I'm extremely pleased with the progress made porting Android to the TP and thankful to the developers for the efforts they put in. That does not overcome the problem that my TP is not really useful when running Android.









Edit: Just tried the ' rm -rf /data/misc/wifi && reboot' and it does not seem to make a difference.
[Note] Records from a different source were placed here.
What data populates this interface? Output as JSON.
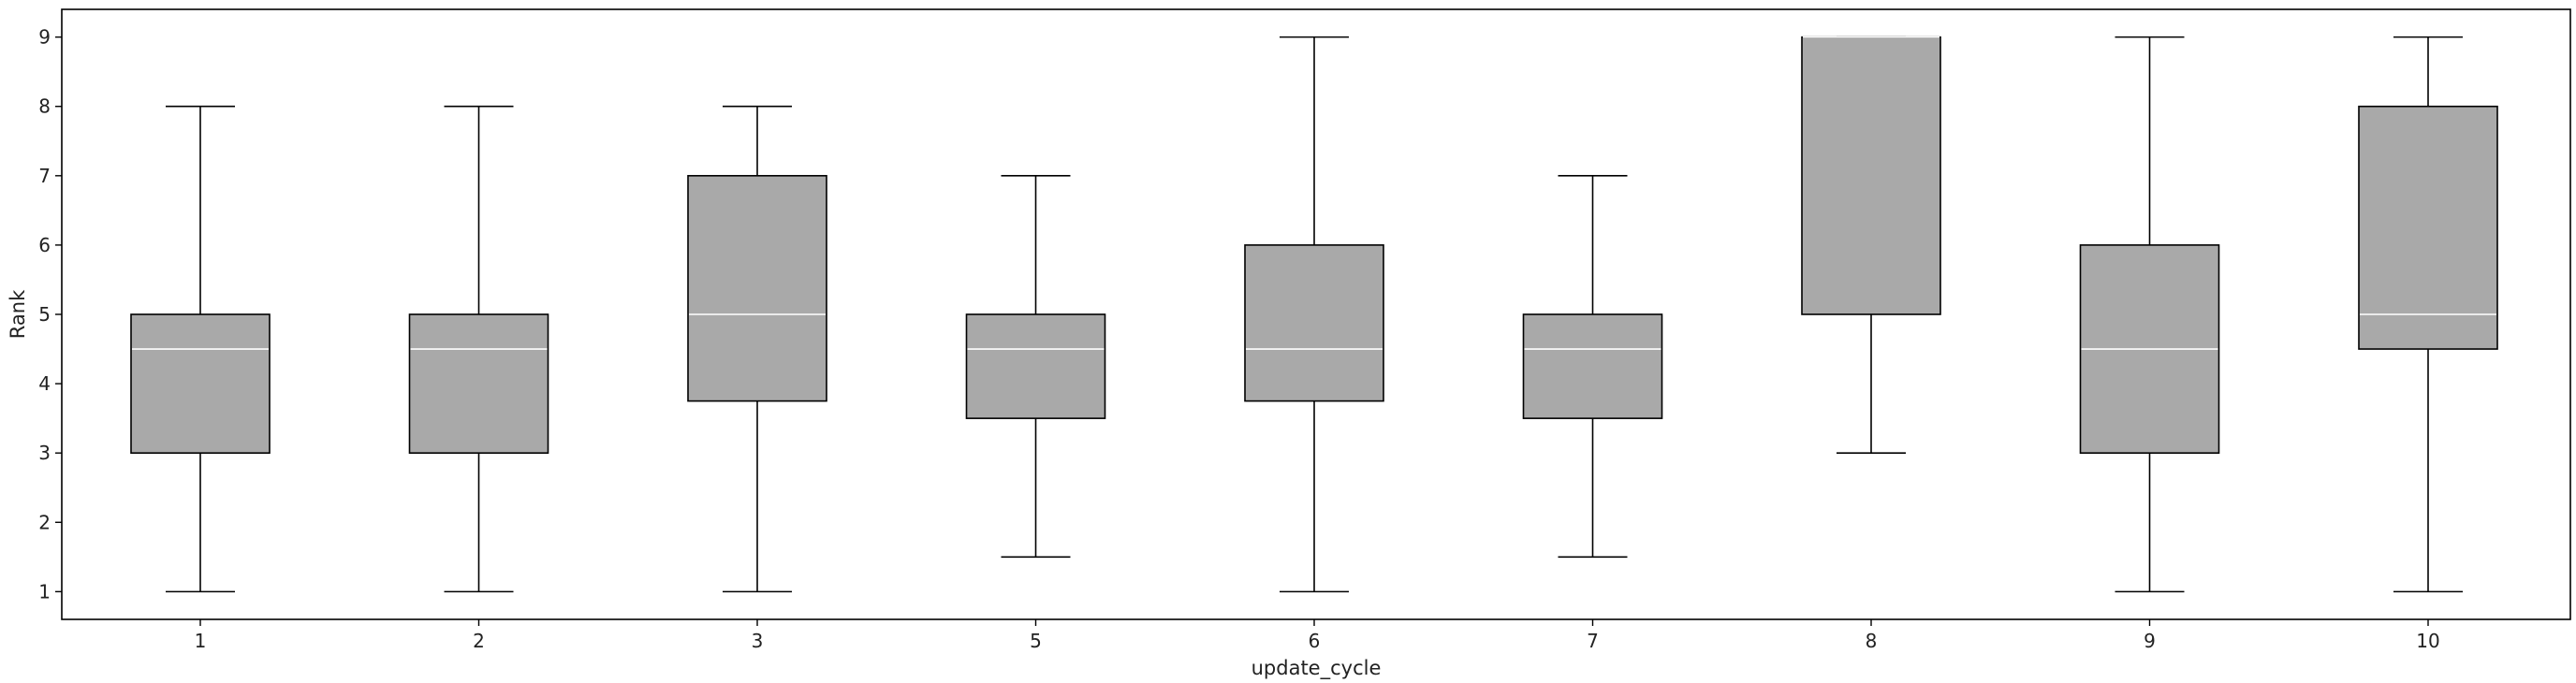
{
  "chart_data": {
    "type": "box",
    "xlabel": "update_cycle",
    "ylabel": "Rank",
    "ylim": [
      0.6,
      9.4
    ],
    "yticks": [
      1,
      2,
      3,
      4,
      5,
      6,
      7,
      8,
      9
    ],
    "grid": false,
    "legend": "none",
    "colors": {
      "box_fill": "#a9a9a9",
      "median": "#ffffff",
      "line": "#000000"
    },
    "categories": [
      "1",
      "2",
      "3",
      "5",
      "6",
      "7",
      "8",
      "9",
      "10"
    ],
    "boxes": [
      {
        "category": "1",
        "whisker_low": 1,
        "q1": 3,
        "median": 4.5,
        "q3": 5,
        "whisker_high": 8
      },
      {
        "category": "2",
        "whisker_low": 1,
        "q1": 3,
        "median": 4.5,
        "q3": 5,
        "whisker_high": 8
      },
      {
        "category": "3",
        "whisker_low": 1,
        "q1": 3.75,
        "median": 5,
        "q3": 7,
        "whisker_high": 8
      },
      {
        "category": "5",
        "whisker_low": 1.5,
        "q1": 3.5,
        "median": 4.5,
        "q3": 5,
        "whisker_high": 7
      },
      {
        "category": "6",
        "whisker_low": 1,
        "q1": 3.75,
        "median": 4.5,
        "q3": 6,
        "whisker_high": 9
      },
      {
        "category": "7",
        "whisker_low": 1.5,
        "q1": 3.5,
        "median": 4.5,
        "q3": 5,
        "whisker_high": 7
      },
      {
        "category": "8",
        "whisker_low": 3,
        "q1": 5,
        "median": 9,
        "q3": 9,
        "whisker_high": 9
      },
      {
        "category": "9",
        "whisker_low": 1,
        "q1": 3,
        "median": 4.5,
        "q3": 6,
        "whisker_high": 9
      },
      {
        "category": "10",
        "whisker_low": 1,
        "q1": 4.5,
        "median": 5,
        "q3": 8,
        "whisker_high": 9
      }
    ]
  }
}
Edit-2: Switching my AP to G only does solve the problem. <sigh>


----------



## Krunk_Kracker (Oct 22, 2011)

mlc9 said:


> I've suffered most of the WiFi issues people are covering here in both Alpha 2 and Alpha 3. I seem to now be running stable by doing this:
> Run the Terminal Emulator command that resets/forgets all wireless networks
> Set at Channel 4 on router
> Wireless N mode only on router
> ...


I have found that assigning a static IP address via MAC reservation works better than giving the TP a static address itself. That way you can still easily take it with you and connect elsewhere.


----------



## nevertells (Oct 29, 2011)

gdawson6 said:


> switching wireless routers to only b/g may seem to prevent some problems, but wireless n has the best range and speed, which makes a big difference where I am. Switching the channel to channel 4 (I should probably test out other channels too) seems to have fixed the problem completely, I've been able to connect a dozens of times to wireless n on my touchpad with cm7.
> 
> Maybe its a problem with interference, but my webos alwasys connected fine via wireless n so it might just be something about cm7 for the touchpad itself.


Try channel 11. As soon as I switched to it, instant and continuous wifi problems. Suposedly channel 1, 6, and 11 are the preferred channels, most separations between them. I used WiFI Analyzer to see what channels were in use the most in my area. Channel 1 is slammed, so I'm trying channel 6 to see how it goes. So far, so good.

NT


----------